Schools will work with families to ensure that devices are provided to families of students recommended for Assistive Technology, and will contact families to make those arrangements.
Preschool, Charter Schools, and Non-Public Schools?
Charter schools and non-public schools will contact families to discuss their plan for serving students while schools are closed. Students will receive SETSS, SEIT, and related services remotely, whenever appropriate, in the same manner such services are provided to students in district schools.
Multilingual/English Language Learners
1. How will my student receive services?
Every school will create a remote learning plan to ensure that English language learners and former English language learners receive targeted instruction in English with the appropriate amount of supports in their home language. Your school will continue to consider your student’s specific strengths and needs, such as their current level of proficiency in English and the academic areas where they need the most support. These services will be provided by and in collaboration with an appropriately certified teacher.
2. How can I change the language on my device to my preferred language?
You can change the default language and settings to a preferred language on most computers, phones, and tablets. This option is commonly found under the “Settings” section of your device.
3. How can I translate online content into another language?
Google Translate is a free, online application available on most devices. It can also be used without internet connection once downloaded onto your device. Google Translate can be used to translate text, handwriting, speech, and websites in over 100 different languages.
Follow these directions to download Google Translate:
- On your computer, install the Google Chrome web browser if you have not already. Google Chrome includes the Google Translate feature.
- For iPhones and iPads, download the Google Translate app from the app store.
- For Android devices, download the Google Translate app on Google Play.

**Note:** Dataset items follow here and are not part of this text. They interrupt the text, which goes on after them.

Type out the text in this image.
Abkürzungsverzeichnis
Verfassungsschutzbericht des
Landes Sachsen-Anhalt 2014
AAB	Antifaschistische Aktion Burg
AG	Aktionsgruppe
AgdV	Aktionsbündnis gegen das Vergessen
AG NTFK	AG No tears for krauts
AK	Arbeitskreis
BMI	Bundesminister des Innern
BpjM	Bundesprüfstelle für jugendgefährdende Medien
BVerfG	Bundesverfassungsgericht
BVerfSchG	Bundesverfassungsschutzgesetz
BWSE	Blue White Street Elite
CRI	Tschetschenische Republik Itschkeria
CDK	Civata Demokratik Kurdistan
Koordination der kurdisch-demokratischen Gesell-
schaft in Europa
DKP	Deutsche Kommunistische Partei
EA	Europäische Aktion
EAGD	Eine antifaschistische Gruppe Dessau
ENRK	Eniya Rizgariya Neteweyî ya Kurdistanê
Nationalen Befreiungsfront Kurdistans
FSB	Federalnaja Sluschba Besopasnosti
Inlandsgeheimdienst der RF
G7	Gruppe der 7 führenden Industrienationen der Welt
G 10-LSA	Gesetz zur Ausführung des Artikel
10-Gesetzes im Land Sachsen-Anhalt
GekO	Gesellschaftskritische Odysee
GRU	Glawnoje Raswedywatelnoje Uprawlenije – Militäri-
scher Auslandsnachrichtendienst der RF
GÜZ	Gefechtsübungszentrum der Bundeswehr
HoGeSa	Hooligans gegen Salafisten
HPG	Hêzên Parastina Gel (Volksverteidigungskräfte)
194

Assessments and Accountability
How will this impact New York State tests for grades 3-8?
The English Language Arts and math exams have been suspended by the New York State Education Department (NYSED).
How does the response to COVID-19 impact students taking Regents exams?
Students in Regents courses should plan to take Regents exams in June. Students are always permitted to take the Regents exams for their courses, regardless of their performance or attendance.
For science Regents exams, students must usually complete a 1,200-minute laboratory requirement. The New York State Education Department has waived this requirement this year. Students should complete the activities assigned by their science teachers, but they will not be required to complete 1,200 minutes of in-person laboratory experience.
How will the response to COVID-19 impact the NYC School Survey?
The NYC School Survey is in progress and is continuing. If you have your survey already, you can fill it out on paper or online at NYCSchoolSurvey.org. If you have not received a survey or code, you can get yours by calling 1-877-819-2363. You can also use the code lookup tool by going to NYCSchoolSurvey.org on the survey login page and clicking on one of the surveys where you see “Take the survey NOW.” The deadline to complete the survey is April 8th. If schools re-open later in the spring, we may extend the survey.
Remote Learning Readiness Checklist
Consider these tips to best prepare you and your child for remote learning:
- Get familiar with each of the digital tools your child will use while learning from home.
- Review your school’s expectations for completing assignments and appropriate behavior on internet-enabled devices.
- Set up a space for your child to use that considers their unique learning styles.
- Create a routine and daily schedule that will support your child’s success while learning from home.
- Make a list of activities that you and your child can use in addition to their classwork.
- If you don’t have access to an internet-enabled device, fill out this survey to be connected to one!